The same is supposed to hold true here as Sandler and co-screenwriters Brooks Arthur (making his writing debut), Allen Covert (ditto) and Brad Isaacs (making his feature film debut after TV writing) borrow that same sort of plot to show the main character - who's really just Sandler in animated form - going through a similar transformation.

Yet, I don't recall Jimmy Stewart or even the Grinch being up to their necks in scatological and other gross-out humor. In fact, it's hard to imagine who's going to see the film. It's far too risqué and crude for little kids, while older teens and adults may associate the animated offering with kids fare that's probably beneath them.

Those who do see it will likely compare the film to "South Park: Bigger, Longer & Uncut," not only due to the animated raunchiness, but also the subversive style of humor and various full-fledged musical numbers. The comparison unfortunately favors the far more inspired and cleverer work of Trey Parker and Matt Stone over that of Sandler and director Seth Kearsley (making his feature film debut).

While the film occasionally has a funny moment or line of dialogue (mostly in the songs), most of the efforts miss their marks. That is, unless you're an adolescent boy who loves Sandler's style of comedy in which case you might be in Heaven.

Beyond the standard Christmas Carol plot of a bad guy seeing the error of his ways, the rest of the story is quite lame and uninspired. In addition, the catalyst for the protagonist's change - in this case, simply being able to let go and cry - isn't exactly believable.

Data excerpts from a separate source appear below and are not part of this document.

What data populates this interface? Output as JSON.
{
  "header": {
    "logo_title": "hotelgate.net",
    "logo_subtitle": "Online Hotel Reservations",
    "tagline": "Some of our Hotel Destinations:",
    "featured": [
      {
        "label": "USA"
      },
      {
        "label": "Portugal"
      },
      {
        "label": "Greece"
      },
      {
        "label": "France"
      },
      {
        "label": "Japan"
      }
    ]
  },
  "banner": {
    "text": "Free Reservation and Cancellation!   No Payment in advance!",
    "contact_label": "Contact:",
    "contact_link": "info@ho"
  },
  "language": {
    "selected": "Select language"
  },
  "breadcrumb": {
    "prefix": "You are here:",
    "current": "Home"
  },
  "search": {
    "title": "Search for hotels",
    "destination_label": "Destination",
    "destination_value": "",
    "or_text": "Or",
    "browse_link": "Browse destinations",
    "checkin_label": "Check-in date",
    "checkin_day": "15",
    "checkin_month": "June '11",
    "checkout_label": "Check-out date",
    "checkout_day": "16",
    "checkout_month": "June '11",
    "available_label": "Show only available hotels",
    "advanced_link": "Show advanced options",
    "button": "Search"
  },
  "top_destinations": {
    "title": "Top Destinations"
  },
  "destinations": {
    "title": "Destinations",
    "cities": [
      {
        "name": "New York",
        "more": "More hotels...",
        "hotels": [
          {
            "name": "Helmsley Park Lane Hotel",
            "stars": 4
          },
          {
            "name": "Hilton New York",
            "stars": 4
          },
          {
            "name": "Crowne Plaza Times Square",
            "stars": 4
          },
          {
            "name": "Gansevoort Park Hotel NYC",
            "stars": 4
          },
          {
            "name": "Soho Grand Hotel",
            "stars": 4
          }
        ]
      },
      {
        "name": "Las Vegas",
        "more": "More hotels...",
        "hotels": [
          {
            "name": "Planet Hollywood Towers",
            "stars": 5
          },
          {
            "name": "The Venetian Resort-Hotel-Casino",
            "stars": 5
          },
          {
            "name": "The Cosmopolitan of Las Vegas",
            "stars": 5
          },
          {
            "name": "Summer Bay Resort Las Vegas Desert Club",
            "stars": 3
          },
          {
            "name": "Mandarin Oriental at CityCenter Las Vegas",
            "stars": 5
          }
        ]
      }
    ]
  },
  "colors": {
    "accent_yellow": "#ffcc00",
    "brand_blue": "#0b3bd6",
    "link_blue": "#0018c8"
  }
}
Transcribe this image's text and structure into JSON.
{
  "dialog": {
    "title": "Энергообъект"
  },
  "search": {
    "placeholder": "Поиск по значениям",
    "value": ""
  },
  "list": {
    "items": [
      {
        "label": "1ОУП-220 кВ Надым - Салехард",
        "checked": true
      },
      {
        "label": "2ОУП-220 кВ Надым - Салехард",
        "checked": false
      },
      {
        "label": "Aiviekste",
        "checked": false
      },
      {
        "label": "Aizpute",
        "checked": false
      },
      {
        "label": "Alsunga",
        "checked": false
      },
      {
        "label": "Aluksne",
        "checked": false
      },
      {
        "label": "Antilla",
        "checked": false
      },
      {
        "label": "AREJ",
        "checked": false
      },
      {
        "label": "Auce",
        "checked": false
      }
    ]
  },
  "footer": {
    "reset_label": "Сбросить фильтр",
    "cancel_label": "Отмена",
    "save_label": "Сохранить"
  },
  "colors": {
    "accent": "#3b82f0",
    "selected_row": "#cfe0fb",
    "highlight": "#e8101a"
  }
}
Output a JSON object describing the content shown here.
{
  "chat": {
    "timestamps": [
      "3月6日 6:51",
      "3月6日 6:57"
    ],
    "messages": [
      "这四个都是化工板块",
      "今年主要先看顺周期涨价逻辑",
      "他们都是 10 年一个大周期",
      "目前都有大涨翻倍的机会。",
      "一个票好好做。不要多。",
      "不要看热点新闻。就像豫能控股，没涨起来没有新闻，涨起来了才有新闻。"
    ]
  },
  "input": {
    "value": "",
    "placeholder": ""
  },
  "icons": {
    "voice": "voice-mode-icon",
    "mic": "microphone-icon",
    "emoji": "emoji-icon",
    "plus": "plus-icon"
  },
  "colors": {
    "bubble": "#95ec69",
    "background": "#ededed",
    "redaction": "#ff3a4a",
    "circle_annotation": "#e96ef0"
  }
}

Vocal work is decent if often exaggerated by Sandler in his three personas (four if you count the helpful deer who repeatedly show up). Former "SNL" regulars Kevin Nealon ("Little Nicky," "Happy Gilmore"), Rob Schneider ("Hot Chick," "The Animal") and John Lovitz ("Rat Race," "Little Nicky") show up in smaller parts, while Jackie Titone ("Little Nicky," "Big Daddy") supplies the voice for one half of the uninspired love interest subplot.

As far as the animation is concerned, it's somewhere between that of big-budget animated efforts and the type that populates Saturday morning cartoons, meaning it's passable but unremarkable. Unfortunately, the rest of the film doesn't even manage to meet that description.

While there might be an audience for "Adam Sandler's Eight Crazy Nights" - which is the holiday equivalent to Sandler last pilfering "Mr. Deeds Goes to Town" - I don't see it inspiring other Hanukah films let alone becoming a holiday classic.

That said, if you manage to last until the end credits, make sure you stick around for Sandler's new version of the Hanukah song, as it's the most entertaining and clever thing the film has to offer. Even so, it's too little and too late to salvage the effort that rates as just a 3 out of 10.